Pseudogap from ARPES experiment: three gaps in cuprates and topological superconductivity

TL;DR

This review discusses the complex nature of the pseudogap in cuprates, revealing it involves multiple intertwined orders and has implications for understanding high-temperature superconductivity and topological phases.

Contribution

It synthesizes ARPES findings to propose that the pseudogap involves at least three different orders, offering a nuanced view of its role in cuprate superconductors.

Findings

Pseudogap involves spin and charge density waves and preformed pairs.

Multiple origins of pseudogap negate the need for a new term.

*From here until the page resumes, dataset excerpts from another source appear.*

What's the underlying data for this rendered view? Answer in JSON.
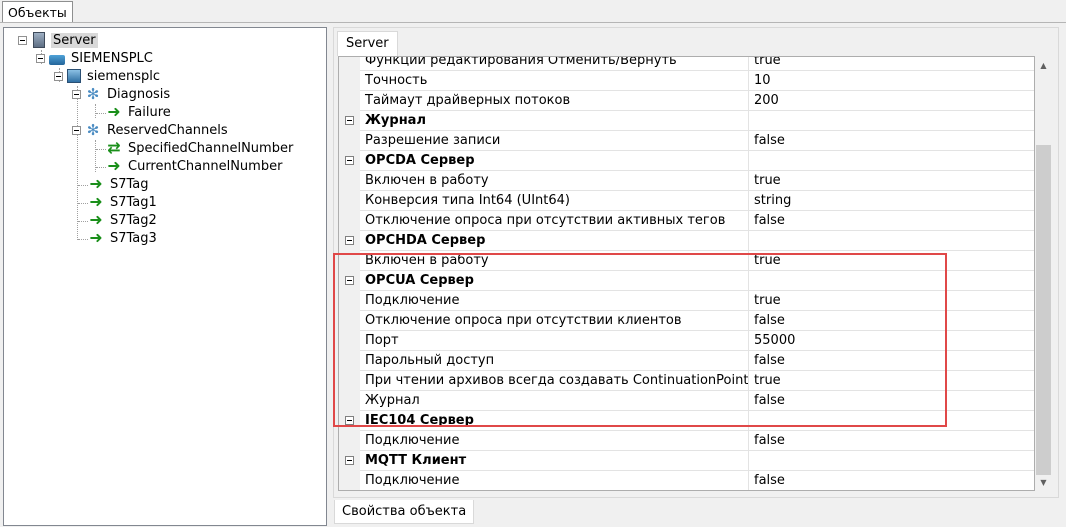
{
  "top_tab": "Объекты",
  "tree": {
    "root": "Server",
    "plc": "SIEMENSPLC",
    "device": "siemensplc",
    "diagnosis": "Diagnosis",
    "failure": "Failure",
    "reserved": "ReservedChannels",
    "specified": "SpecifiedChannelNumber",
    "current": "CurrentChannelNumber",
    "tag0": "S7Tag",
    "tag1": "S7Tag1",
    "tag2": "S7Tag2",
    "tag3": "S7Tag3"
  },
  "right_tab": "Server",
  "bottom_tab": "Свойства объекта",
  "grid": {
    "rows": [
      {
        "name": "Функции редактирования Отменить/Вернуть",
        "value": "true"
      },
      {
        "name": "Точность",
        "value": "10"
      },
      {
        "name": "Таймаут драйверных потоков",
        "value": "200"
      },
      {
        "name": "Журнал",
        "value": ""
      },
      {
        "name": "Разрешение записи",
        "value": "false"
      },
      {
        "name": "OPCDA Сервер",
        "value": ""
      },
      {
        "name": "Включен в работу",
        "value": "true"
      },
      {
        "name": "Конверсия типа Int64 (UInt64)",
        "value": "string"
      },
      {
        "name": "Отключение опроса при отсутствии активных тегов",
        "value": "false"
      },
      {
        "name": "OPCHDA  Сервер",
        "value": ""
      },
      {
        "name": "Включен в работу",
        "value": "true"
      },
      {
        "name": "OPCUA Сервер",
        "value": ""
      },
      {
        "name": "Подключение",
        "value": "true"
      },
      {
        "name": "Отключение опроса при отсутствии клиентов",
        "value": "false"
      },
      {
        "name": "Порт",
        "value": "55000"
      },
      {
        "name": "Парольный доступ",
        "value": "false"
      },
      {
        "name": "При чтении архивов всегда создавать ContinuationPoint",
        "value": "true"
      },
      {
        "name": "Журнал",
        "value": "false"
      },
      {
        "name": "IEC104 Сервер",
        "value": ""
      },
      {
        "name": "Подключение",
        "value": "false"
      },
      {
        "name": "MQTT Клиент",
        "value": ""
      },
      {
        "name": "Подключение",
        "value": "false"
      }
    ]
  },
  "colors": {
    "highlight": "#e04848",
    "selection": "#d9d9d9",
    "arrow_icon": "#1a8f1a"
  }
}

Pseudogap influences the electronic structure near Lifshitz transition.

Abstract

A term first coined by Mott back in 1968 a `pseudogap' is the depletion of the electronic density of states at the Fermi level, and pseudogaps have been observed in many systems. However, since the discovery of the high temperature superconductors (HTSC) in 1986, the central role attributed to the pseudogap in these systems has meant that by many researchers now associate the term pseudogap exclusively with the HTSC phenomenon. Recently, the problem has got a lot of new attention with the rediscovery of two distinct energy scales (`two-gap scenario') and charge density waves patterns in the cuprates. Despite many excellent reviews on the pseudogap phenomenon in HTSC, published from its very discovery up to now, the mechanism of the pseudogap and its relation to superconductivity are still open questions. The present review represents a contribution dealing with the pseudogap, focusing on results from angle resolved photoemission spectroscopy (ARPES) and ends up with the conclusion that the pseudogap in cuprates is a complex phenomenon which includes at least three different `intertwined' orders: spin and charge density waves and preformed pairs, which appears in different parts of the phase diagram. The density waves in cuprates are competing to superconductivity for the electronic states but, on the other hand, should drive the electronic structure to vicinity of Lifshitz transition, that could be a key similarity between the superconducting cuprates and iron based superconductors. One may also note that since the pseudogap in cuprates has multiple origins there is no need to recoin the term suggested by Mott.